Kek Gini Baru Wakil Rakyat Laee..!! “Si Tangan Malaikat” Itu Bernama Hinca Pandjaitan: Dua Remaja Tanah Karo Korban “Keganasan” Bos Narkoba Direhab..!!

Mencerdaskan & Memuliakan - Februari 19, 2026
Kek Gini Baru Wakil Rakyat Laee..!! “Si Tangan Malaikat” Itu Bernama Hinca Pandjaitan: Dua Remaja Tanah Karo Korban “Keganasan” Bos Narkoba Direhab..!!
 - (Mencerdaskan & Memuliakan)
Editor

TANAH KARO, BERSAMA

Beban hidup yang harus dijalani Supiani Beru Barus memang berat.
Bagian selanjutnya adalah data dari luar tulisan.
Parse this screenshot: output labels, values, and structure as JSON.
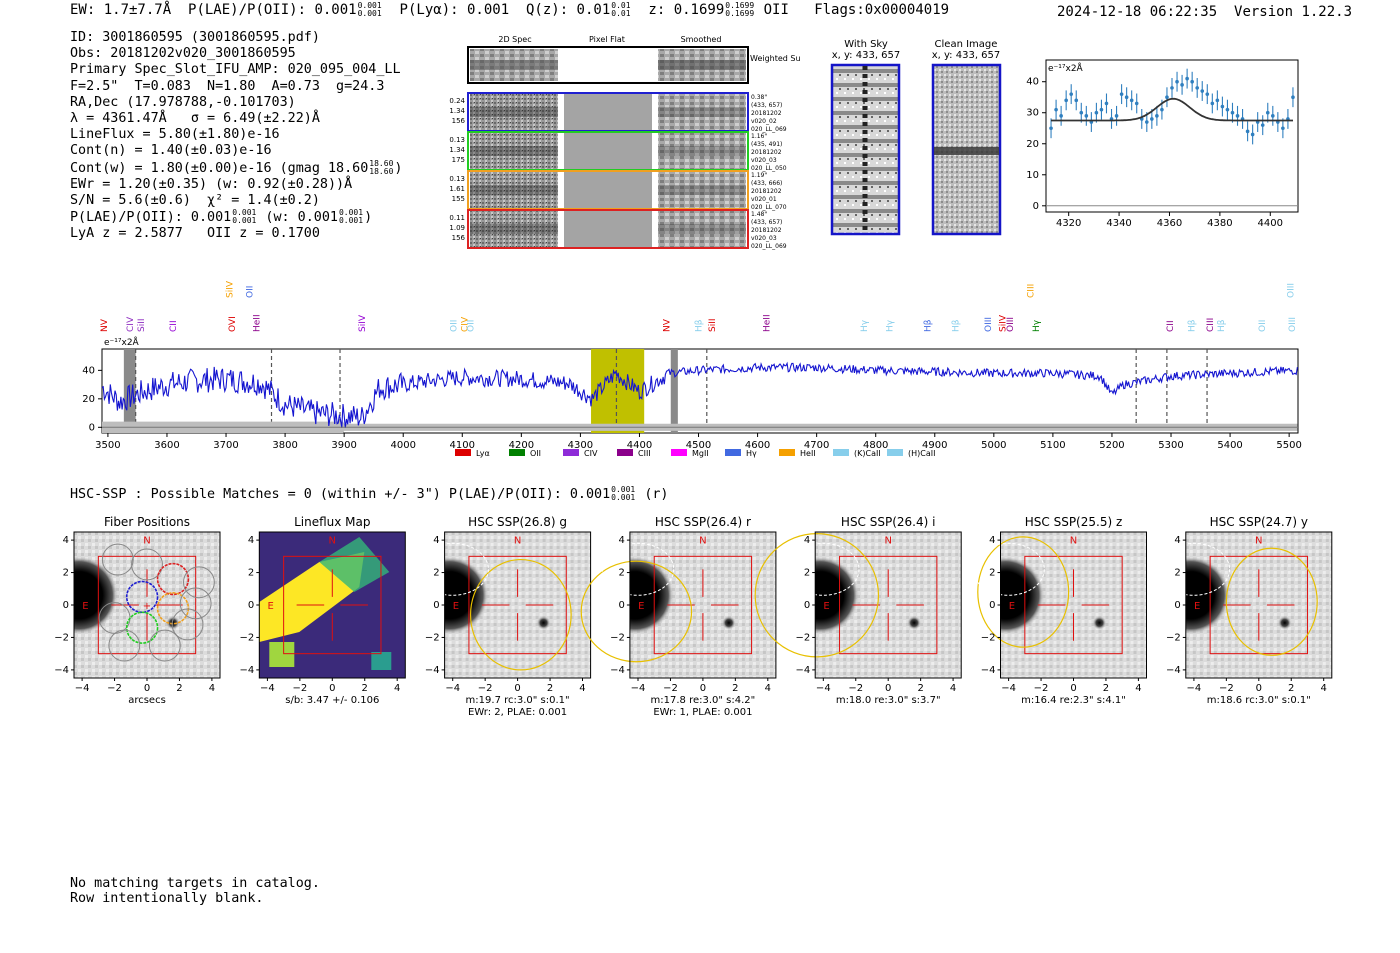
{
  "header": {
    "ew": "EW: 1.7±7.7Å",
    "plae_label": "P(LAE)/P(OII): 0.001",
    "plae_sup": "0.001",
    "plae_sub": "0.001",
    "plya": "P(Lyα): 0.001",
    "qz_label": "Q(z): 0.01",
    "qz_sup": "0.01",
    "qz_sub": "0.01",
    "z_label": "z: 0.1699",
    "z_sup": "0.1699",
    "z_sub": "0.1699",
    "z_line": "OII",
    "flags": "Flags:0x00004019",
    "timestamp": "2024-12-18 06:22:35",
    "version": "Version 1.22.3"
  },
  "info": {
    "id": "ID: 3001860595 (3001860595.pdf)",
    "obs": "Obs: 20181202v020_3001860595",
    "slot": "Primary Spec_Slot_IFU_AMP: 020_095_004_LL",
    "params": "F=2.5\"  T=0.083  N=1.80  A=0.73  g=24.3",
    "radec": "RA,Dec (17.978788,-0.101703)",
    "lambda": "λ = 4361.47Å   σ = 6.49(±2.22)Å",
    "lineflux": "LineFlux = 5.80(±1.80)e-16",
    "contn": "Cont(n) = 1.40(±0.03)e-16",
    "contw": "Cont(w) = 1.80(±0.00)e-16 (gmag 18.60",
    "contw_sup": "18.60",
    "contw_sub": "18.60",
    "ewr": "EWr = 1.20(±0.35) (w: 0.92(±0.28))Å",
    "sn": "S/N = 5.6(±0.6)  χ² = 1.4(±0.2)",
    "plae": "P(LAE)/P(OII): 0.001",
    "plae_sup": "0.001",
    "plae_sub": "0.001",
    "plae_w": "(w: 0.001",
    "plae_w_sup": "0.001",
    "plae_w_sub": "0.001",
    "redshifts": "LyA z = 2.5877   OII z = 0.1700"
  },
  "cutouts": {
    "col_headers": [
      "2D Spec",
      "Pixel Flat",
      "Smoothed"
    ],
    "weighted_sum": "Weighted Sum",
    "rows": [
      {
        "color": "#1f1fd0",
        "left": [
          "0.24",
          "1.34",
          "156"
        ],
        "right": [
          "0.38\"",
          "(433, 657)",
          "20181202",
          "v020_02",
          "020_LL_069"
        ]
      },
      {
        "color": "#22cc22",
        "left": [
          "0.13",
          "1.34",
          "175"
        ],
        "right": [
          "1.16\"",
          "(435, 491)",
          "20181202",
          "v020_03",
          "020_LL_050"
        ]
      },
      {
        "color": "#f0a020",
        "left": [
          "0.13",
          "1.61",
          "155"
        ],
        "right": [
          "1.19\"",
          "(433, 666)",
          "20181202",
          "v020_01",
          "020_LL_070"
        ]
      },
      {
        "color": "#dd2222",
        "left": [
          "0.11",
          "1.09",
          "156"
        ],
        "right": [
          "1.48\"",
          "(433, 657)",
          "20181202",
          "v020_03",
          "020_LL_069"
        ]
      }
    ]
  },
  "sky": {
    "with_sky_title": "With Sky",
    "with_sky_xy": "x, y: 433, 657",
    "clean_title": "Clean Image",
    "clean_xy": "x, y: 433, 657"
  },
  "fit_plot": {
    "ylabel_unit": "e⁻¹⁷x2Å",
    "xticks": [
      4320,
      4340,
      4360,
      4380,
      4400
    ],
    "yticks": [
      0,
      10,
      20,
      30,
      40
    ],
    "xlim": [
      4311,
      4411
    ],
    "ylim": [
      -2,
      47
    ],
    "x": [
      4313,
      4315,
      4317,
      4319,
      4321,
      4323,
      4325,
      4327,
      4329,
      4331,
      4333,
      4335,
      4337,
      4339,
      4341,
      4343,
      4345,
      4347,
      4349,
      4351,
      4353,
      4355,
      4357,
      4359,
      4361,
      4363,
      4365,
      4367,
      4369,
      4371,
      4373,
      4375,
      4377,
      4379,
      4381,
      4383,
      4385,
      4387,
      4389,
      4391,
      4393,
      4395,
      4397,
      4399,
      4401,
      4403,
      4405,
      4407,
      4409
    ],
    "y": [
      25,
      31,
      29,
      34,
      36,
      34,
      30,
      29,
      27,
      30,
      31,
      33,
      28,
      29,
      36,
      35,
      34,
      33,
      28,
      27,
      28,
      29,
      31,
      35,
      38,
      40,
      39,
      41,
      40,
      38,
      37,
      36,
      33,
      34,
      32,
      31,
      30,
      29,
      28,
      24,
      23,
      27,
      26,
      30,
      29,
      27,
      25,
      28,
      35
    ],
    "model_continuum": 27.5,
    "model_amp": 7.0,
    "model_center": 4361.5,
    "model_sigma": 6.5
  },
  "full_spectrum": {
    "ylabel_unit": "e⁻¹⁷x2Å",
    "xticks": [
      3500,
      3600,
      3700,
      3800,
      3900,
      4000,
      4100,
      4200,
      4300,
      4400,
      4500,
      4600,
      4700,
      4800,
      4900,
      5000,
      5100,
      5200,
      5300,
      5400,
      5500
    ],
    "yticks": [
      0,
      20,
      40
    ],
    "xlim": [
      3490,
      5515
    ],
    "ylim": [
      -4,
      55
    ],
    "highlight_range": [
      4318,
      4408
    ],
    "gray_bands": [
      [
        3527,
        3547
      ],
      [
        4453,
        4465
      ]
    ],
    "dashed_lines": [
      3547,
      3777,
      3893,
      4361,
      4514,
      5241,
      5293,
      5361
    ],
    "lines": [
      {
        "name": "NV",
        "x": 3490,
        "color": "#dd0000",
        "row": 1
      },
      {
        "name": "CIV",
        "x": 3537,
        "color": "#8e2bc0",
        "row": 1
      },
      {
        "name": "SiII",
        "x": 3556,
        "color": "#8e2bc0",
        "row": 1
      },
      {
        "name": "CII",
        "x": 3610,
        "color": "#9400d3",
        "row": 1
      },
      {
        "name": "SiIV",
        "x": 3706,
        "color": "#f5a000",
        "row": 0
      },
      {
        "name": "OVI",
        "x": 3710,
        "color": "#dd0000",
        "row": 1
      },
      {
        "name": "OII",
        "x": 3740,
        "color": "#4169e1",
        "row": 0
      },
      {
        "name": "HeII",
        "x": 3752,
        "color": "#8b008b",
        "row": 1
      },
      {
        "name": "SiIV",
        "x": 3930,
        "color": "#9400d3",
        "row": 1
      },
      {
        "name": "OII",
        "x": 4085,
        "color": "#87ceeb",
        "row": 1
      },
      {
        "name": "CIV",
        "x": 4104,
        "color": "#f5a000",
        "row": 1
      },
      {
        "name": "OII",
        "x": 4114,
        "color": "#87ceeb",
        "row": 1
      },
      {
        "name": "NV",
        "x": 4446,
        "color": "#dd0000",
        "row": 1
      },
      {
        "name": "Hβ",
        "x": 4500,
        "color": "#87ceeb",
        "row": 1
      },
      {
        "name": "SiII",
        "x": 4523,
        "color": "#dd0000",
        "row": 1
      },
      {
        "name": "HeII",
        "x": 4615,
        "color": "#8b008b",
        "row": 1
      },
      {
        "name": "Hγ",
        "x": 4780,
        "color": "#87ceeb",
        "row": 1
      },
      {
        "name": "Hγ",
        "x": 4823,
        "color": "#87ceeb",
        "row": 1
      },
      {
        "name": "Hβ",
        "x": 4888,
        "color": "#4169e1",
        "row": 1
      },
      {
        "name": "Hβ",
        "x": 4935,
        "color": "#87ceeb",
        "row": 1
      },
      {
        "name": "OIII",
        "x": 4990,
        "color": "#4169e1",
        "row": 1
      },
      {
        "name": "SiIV",
        "x": 5015,
        "color": "#dd0000",
        "row": 1
      },
      {
        "name": "OIII",
        "x": 5027,
        "color": "#8b008b",
        "row": 1
      },
      {
        "name": "CIII",
        "x": 5062,
        "color": "#f5a000",
        "row": 0
      },
      {
        "name": "Hγ",
        "x": 5071,
        "color": "#008000",
        "row": 1
      },
      {
        "name": "CII",
        "x": 5298,
        "color": "#8b008b",
        "row": 1
      },
      {
        "name": "Hβ",
        "x": 5335,
        "color": "#87ceeb",
        "row": 1
      },
      {
        "name": "CIII",
        "x": 5366,
        "color": "#8b008b",
        "row": 1
      },
      {
        "name": "Hβ",
        "x": 5385,
        "color": "#87ceeb",
        "row": 1
      },
      {
        "name": "OII",
        "x": 5454,
        "color": "#87ceeb",
        "row": 1
      },
      {
        "name": "OIII",
        "x": 5502,
        "color": "#87ceeb",
        "row": 0
      },
      {
        "name": "OIII",
        "x": 5505,
        "color": "#87ceeb",
        "row": 1
      }
    ],
    "legend": [
      {
        "name": "Lyα",
        "color": "#dd0000"
      },
      {
        "name": "OII",
        "color": "#008000"
      },
      {
        "name": "CIV",
        "color": "#8e2bd8"
      },
      {
        "name": "CIII",
        "color": "#8b008b"
      },
      {
        "name": "MgII",
        "color": "#ff00ff"
      },
      {
        "name": "Hγ",
        "color": "#4169e1"
      },
      {
        "name": "HeII",
        "color": "#f5a000"
      },
      {
        "name": "(K)CaII",
        "color": "#87ceeb"
      },
      {
        "name": "(H)CaII",
        "color": "#87ceeb"
      }
    ]
  },
  "hsc_summary": {
    "text": "HSC-SSP : Possible Matches = 0 (within +/- 3\")  P(LAE)/P(OII): 0.001",
    "sup": "0.001",
    "sub": "0.001",
    "suffix": "(r)"
  },
  "panels": [
    {
      "title": "Fiber Positions",
      "cap1": "arcsecs",
      "cap2": ""
    },
    {
      "title": "Lineflux Map",
      "cap1": "s/b: 3.47 +/- 0.106",
      "cap2": ""
    },
    {
      "title": "HSC SSP(26.8) g",
      "cap1": "m:19.7 rc:3.0\"  s:0.1\"",
      "cap2": "EWr: 2, PLAE: 0.001"
    },
    {
      "title": "HSC SSP(26.4) r",
      "cap1": "m:17.8  re:3.0\"  s:4.2\"",
      "cap2": "EWr: 1, PLAE: 0.001"
    },
    {
      "title": "HSC SSP(26.4) i",
      "cap1": "m:18.0  re:3.0\"  s:3.7\"",
      "cap2": ""
    },
    {
      "title": "HSC SSP(25.5) z",
      "cap1": "m:16.4  re:2.3\"  s:4.1\"",
      "cap2": ""
    },
    {
      "title": "HSC SSP(24.7) y",
      "cap1": "m:18.6 rc:3.0\"  s:0.1\"",
      "cap2": ""
    }
  ],
  "panel_axes": {
    "xticks": [
      -4,
      -2,
      0,
      2,
      4
    ],
    "yticks": [
      4,
      2,
      0,
      -2,
      -4
    ],
    "north": "N",
    "east": "E"
  },
  "footer": {
    "line1": "No matching targets in catalog.",
    "line2": "Row intentionally blank."
  }
}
Hari-hari wanita berusia 47 tahun ini dijalani dengan penuh air mata.

Sejak ditinggal mati suaminya, Supiani harus rangkap jabatan. Menjadi ibu sekaligus ayah untuk mencari nafkah dan membesarkan anaknya Ezri Ginting.

Tapi, keinginan Supiani untuk membesarkan sekaligus menyekolahkan anaknya itu setinggi mungkin kini pupus sudah.

Keinginan warga Desa Sukanalu, Kec. Barus Jahe, Kab. Karo, Sumatera Utara, ini, agar anaknya kelak bisa mengangkat harkat dan martabat keluarganya, hancur sudah berkeping-keping.

Semua itu karena keganasan bandar Narkoba yang beroperasi di Kab. Tanah Karo, Sumatera Utara. Masa depan anaknya Ezri Ginting telah direnggut dengan sabu-sabu.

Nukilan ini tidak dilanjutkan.